Dubel #18 – Dawn of Zombie
Dawn of Zombie (2012)
Reż. Oliwia Naskręt, Łukasz Pierzchlewicz
Tematyka zombie jest ostatnio niezwykle popularna. Powstaje wiele nowych, amatorskich bądź też profesjonalnych filmów, czy gier, które włączają w swoje „życie” te kreatury. W tym wypadku również można spodziewać się nieprzyjaciół, wydających odgłosy i zachowujących się, jak bezmózgowce.
W produkcje tego filmu są włączone wyłącznie dwie osoby. Są reżyserami, operatorami, aktorami itd… Jest to ich pierwsza ekranizowana historia, więc nie powinniśmy się spodziewać fajerwerków na ekranie, chociaż można przyznać, że film nie należy do najgorszych.
Osobiście skupiłam się na błędach, których można było uniknąć podczas tworzenia tego typu repertuaru. Tutaj nie chodzi już o to, czy film pochłonął miliony złotych, czy złotówkę… Ważne jest, aby zachowywać, chociaż pozory profesjonalizmu.
(Punkty przeznaczone są głównie dla twórców, jednak mogą się także przydać osobom, które dopiero zaczynają zabawę z filmem)
- Na samym początku jeden z bohaterów przedstawia zaistniałą sytuację przed kamerą. Dobra, pomysł jest w porządku, jeśli nie mamy możliwości i aktorów na pokazanie chociaż części rozgrywającej się akcji zapowiadającej koszmar. Jednak nie rozumiem spięcia aktora przed kamerą. Wielokrotnie patrzy w nicość, jakby czytał z kartki, a w momencie zapamiętania większej ilości tekstu spogląda na kamerę. Czasami zdarza mu się zmieniać ton w głosie, gdy nagle magicznie przypomina mu się jakieś zdanie. Nie wiem, czy wielkim problemem byłoby ćwiczenie tak długo tekstu, aż się go nauczy na pamięć, a następnie mówienie wprost do kamery.

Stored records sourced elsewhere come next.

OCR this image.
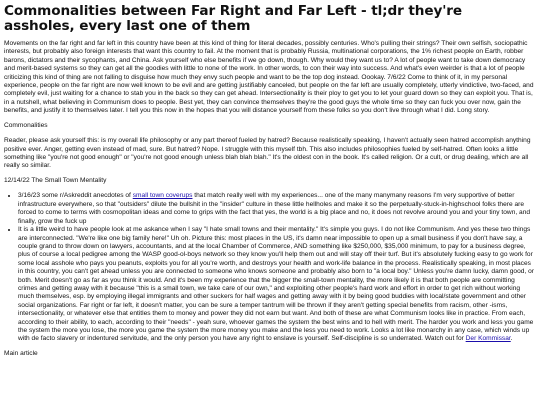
Commonalities between Far Right and Far Left - tl;dr they're assholes, every last one of them

Movements on the far right and far left in this country have been at this kind of thing for literal decades, possibly centuries. Who's pulling their strings? Their own selfish, sociopathic interests, but probably also foreign interests that want this country to fail. At the moment that is probably Russia, multinational corporations, the 1% richest people on Earth, robber barons, dictators and their sycophants, and China. Ask yourself who else benefits if we go down, though. Why would they want us to? A lot of people want to take down democracy and merit-based systems so they can get all the goodies with little to none of the work. In other words, to con their way into success. And what's even weirder is that a lot of people criticizing this kind of thing are not falling to disguise how much they envy such people and want to be the top dog instead. Oookay. 7/6/22 Come to think of it, in my personal experience, people on the far right are now well known to be evil and are getting justifiably canceled, but people on the far left are usually completely, utterly vindictive, two-faced, and completely evil, just waiting for a chance to stab you in the back so they can get ahead. Intersectionality is their ploy to get you to let your guard down so they can exploit you. That is, in a nutshell, what believing in Communism does to people. Best yet, they can convince themselves they're the good guys the whole time so they can fuck you over now, gain the benefits, and justify it to themselves later. I tell you this now in the hopes that you will distance yourself from these folks so you don't live through what I did. Long story.

Commonalities

Reader, please ask yourself this: is my overall life philosophy or any part thereof fueled by hatred? Because realistically speaking, I haven't actually seen hatred accomplish anything positive ever. Anger, getting even instead of mad, sure. But hatred? Nope. I struggle with this myself tbh. This also includes philosophies fueled by self-hatred. Often looks a little something like "you're not good enough" or "you're not good enough unless blah blah blah." It's the oldest con in the book. It's called religion. Or a cult, or drug dealing, which are all really so similar.

12/14/22 The Small Town Mentality

• 3/16/23 some r/Askreddit anecdotes of small town coverups that match really well with my experiences... one of the many manymany reasons I'm very supportive of better infrastructure everywhere, so that "outsiders" dilute the bullshit in the "insider" culture in these little hellholes and make it so the perpetually-stuck-in-highschool folks there are forced to come to terms with cosmopolitan ideas and come to grips with the fact that yes, the world is a big place and no, it does not revolve around you and your tiny town, and finally, grow the fuck up
• It is a little weird to have people look at me askance when I say "I hate small towns and their mentality." It's simple you guys. I do not like Communism. And yes these two things are interconnected. "We're like one big family here!" Uh oh. Picture this: most places in the US, it's damn near impossible to open up a small business if you don't have say, a couple grand to throw down on lawyers, accountants, and at the local Chamber of Commerce, AND something like $250,000, $35,000 minimum, to pay for a business degree, plus of course a local pedigree among the WASP good-ol-boys network so they know you'll help them out and will stay off their turf. But it's absolutely fucking easy to go work for some local asshole who pays you peanuts, exploits you for all you're worth, and destroys your health and work-life balance in the process. Realistically speaking, in most places in this country, you can't get ahead unless you are connected to someone who knows someone and probably also born to "a local boy." Unless you're damn lucky, damn good, or both. Merit doesn't go as far as you think it would. And it's been my experience that the bigger the small-town mentality, the more likely it is that both people are committing crimes and getting away with it because "this is a small town, we take care of our own," and exploiting other people's hard work and effort in order to get rich without working much themselves, esp. by employing illegal immigrants and other suckers for half wages and getting away with it by being good buddies with local/state government and other social organizations. Far right or far left, it doesn't matter, you can be sure a temper tantrum will be thrown if they aren't getting special benefits from racism, other -isms, intersectionality, or whatever else that entitles them to money and power they did not earn but want. And both of these are what Communism looks like in practice. From each, according to their ability, to each, according to their "needs" - yeah sure, whoever games the system the best wins and to hell with merit. The harder you work and less you game the system the more you lose, the more you game the system the more money you make and the less you need to work. Looks a lot like monarchy in any case, which winds up with de facto slavery or indentured servitude, and the only person you have any right to enslave is yourself. Self-discipline is so underrated. Watch out for Der Kommissar.

Main article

Aktor musi być przekonujący, bo inaczej, jak widz ma uwierzyć w zaistniałą sytuację? Nie dajecie dowodów wizualnych, więc powinniście skupić się na grze aktorskiej. Tutaj jest to przekazane bardzo podobnie do pewnego programu w telewizji: „Dlaczego ja?”.
- Po drugie pokazujecie aktorkę, która przeskakuje nagle przez płot, jakby przed czymś uciekała. Niestety potem wygląda to, jak popisywanie się umiejętnościami. Ja, aby trochę Was obronić pomyślałam, że może to być zapowiedź późniejszej akcji… Niestety sprawa zaginęła, a w niektórych ujęciach sprawność aktorki opadła. Przewracała się przed biegnącym na nią zombie, chociaż on w ogóle jeszcze jej nie dotknął.
- Trzecie, ale chyba najważniejsze ze wszystkich błędów… Gdzie podziała się Wasza fabuła? Tak naprawdę wygląda to, jak kawałek wycięty z gry, w której nie wiadomo, o co chodzi. Bohaterowie walczą z potworami, ale nie wiadomo, dlaczego i po co. Jasne, można tutaj powiedzieć, że walczą o przetrwanie, ale jednak to troszeczkę za mało. Aktorzy pojawiają się w tajemniczych okolicznościach i tak też kończą tą 10 minutową farsę. Naprawdę nie wiadomo, jak odbierać Waszą projekcję. Czy jest to pierwsza część zapowiadająca coś większego?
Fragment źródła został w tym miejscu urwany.